No domingo não houve confronto entre o povo e o Estado como um ato definitivo – embora mais de um teórico gaste tinta tentando comprová-lo -. No domingo houve um confronto entre duas partes do povo, entre dois projetos: uma parte que sucumbiu, que se rendeu, à agenda daqueles que sempre tentaram justamente derrotá-los pela fome e as necessidade, e que estão dispostos a renunciar à soberania e ao socialismo porque entendem, ou percebem, não só que não têm mais nada a perder, mas que não têm mais nada a ganhar e, por outro lado, a parte do povo que não quer renunciar ao projeto revolucionário que eles construíram por gerações e nem com a legalidade da Constituição socialista pela qual votaram democraticamente, nem com a sociedade emancipada que eles imaginam em seu futuro além do atual Estado herdeiro da Revolução, e suas deficiências. Engana-se quem acredita que só os militares, os dirigentes e os titulares de MLC têm motivos para defender o socialismo. Milhões de pessoas em Cuba hoje não estão dispostas a perder uma sociedade de paz, um projeto de justiça social e uma dignidade nacional que só deu a este povo, a todos eles, uma Revolução que não se esgota no que foi conquistado, mas que deve abrir novos caminhos.

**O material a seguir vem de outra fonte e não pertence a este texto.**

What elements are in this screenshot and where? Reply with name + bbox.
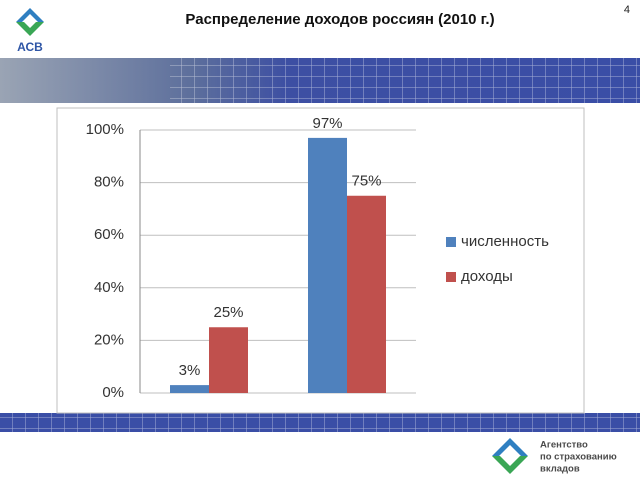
y-tick-label: 60% xyxy=(94,226,124,243)
bar xyxy=(308,137,347,393)
chart: 0% 20% 40% 60% 80% 100% 3% 25% 97% 75% численность… xyxy=(86,115,549,401)
banner-grid xyxy=(170,58,640,103)
legend-swatch xyxy=(446,272,456,282)
bar xyxy=(347,195,386,393)
data-label: 75% xyxy=(351,173,381,190)
data-label: 3% xyxy=(179,362,201,379)
footer-text: по страхованию xyxy=(540,452,617,463)
y-tick-label: 40% xyxy=(94,279,124,296)
y-tick-label: 80% xyxy=(94,174,124,191)
footer-text: Агентство xyxy=(540,440,588,451)
y-tick-label: 100% xyxy=(86,121,124,138)
logo xyxy=(16,8,44,36)
logo-text: АСВ xyxy=(17,40,43,54)
data-label: 97% xyxy=(312,115,342,132)
footer-logo xyxy=(492,438,528,474)
y-tick-label: 0% xyxy=(102,384,124,401)
bar xyxy=(170,385,209,393)
bar xyxy=(209,327,248,393)
bottom-grid xyxy=(0,413,640,432)
legend-label: численность xyxy=(461,233,549,250)
legend-label: доходы xyxy=(461,268,513,285)
legend-swatch xyxy=(446,237,456,247)
page-number: 4 xyxy=(624,4,630,16)
slide-title: Распределение доходов россиян (2010 г.) xyxy=(185,11,494,28)
y-tick-label: 20% xyxy=(94,331,124,348)
data-label: 25% xyxy=(213,304,243,321)
footer-text: вкладов xyxy=(540,464,580,475)
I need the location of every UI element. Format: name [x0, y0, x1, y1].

Alguns ideólogos da restauração liberal propõem a formação urgente de mesas de diálogo entre as forças da contrarrevolução e o bloco revolucionário – que eles apenas entendem como Estado.
Talvez eles pensem nisso como uma oportunidade de ganhar uma fatia do bolo no contexto de uma disputa aberta pelo espaço público. Como se nota suas varandas ficam muito longe das ruas! Nas ruas reais, os manifestantes mostraram sua total falta de disposição para o diálogo. Aí ficou claro que o seu programa, é exclusivamente a destruição do socialismo, é inconciliável com o aprofundamento de toda a justiça social, e que, intoxicados pela euforia da dissolução e da destruição, não foram capazes de ver as sombras de uma intervenção nascente ou sua miséria, provavelmente em uma Cuba totalmente devastada pelo capitalismo. Afinal, esses manifestantes eram agentes de um programa que não era deles.
Nos anos 2000, diante da desconexão e marginalização produzidos pelos anos mais difíceis da crise dos anos 90, Fidel lançou a Batalha de Idéias. Nesse processo, logo desdenhado por alguns que falam apenas de seus fracassos e perdem completamente o sentido, milhares de jovens que viviam em ambientes marginalizados, como os que povoam as fotos deste dia 11 com seus rostos, conseguiram estudar ou reinserir-se no mundo do trabalho.
Foi então que a universidade realmente alcançou todos os lugares, e não foi reservada para o seleto grupo de pessoas que passam nos exames e recebem uma “autorização de estudo”. Instrutores de arte, assistentes sociais e professores se empenharam em resgatar e reconstruir uma cultura diferente, geral, para todos: tarefas com as quais Fidel elevou a autoestima dos jovens, especialmente dos mais desfavorecidos, e conseguiu reconectá-los ao projeto revolucionário.
Fidel regenerou então parte do tecido social desta Revolução que tem procurado ser dos humildes, pelos humildes e para os humildes. Sem uma batalha de ideias, talvez, o que experimentamos no domingo teria acontecido uma década antes. Em horas como estas, muitos revolucionários pensaram em Fidel, e não só por causa daquele episódio já antológico de agosto de 1994, mas também por causa desse. Pensamos em Fidel porque ninguém como ele soube transformar os reveses, as múltiplas derrotas, em novos caminhos, em vitórias. Se os revolucionários cubanos, se os comunistas cubanos querem vencer, não podemos deixar os olhos fixos no que foi, nem caminhar pelos caminhos antigos.
Se quisermos vencer, teremos que voltar para Fidel; ou seja, de volta ao futuro.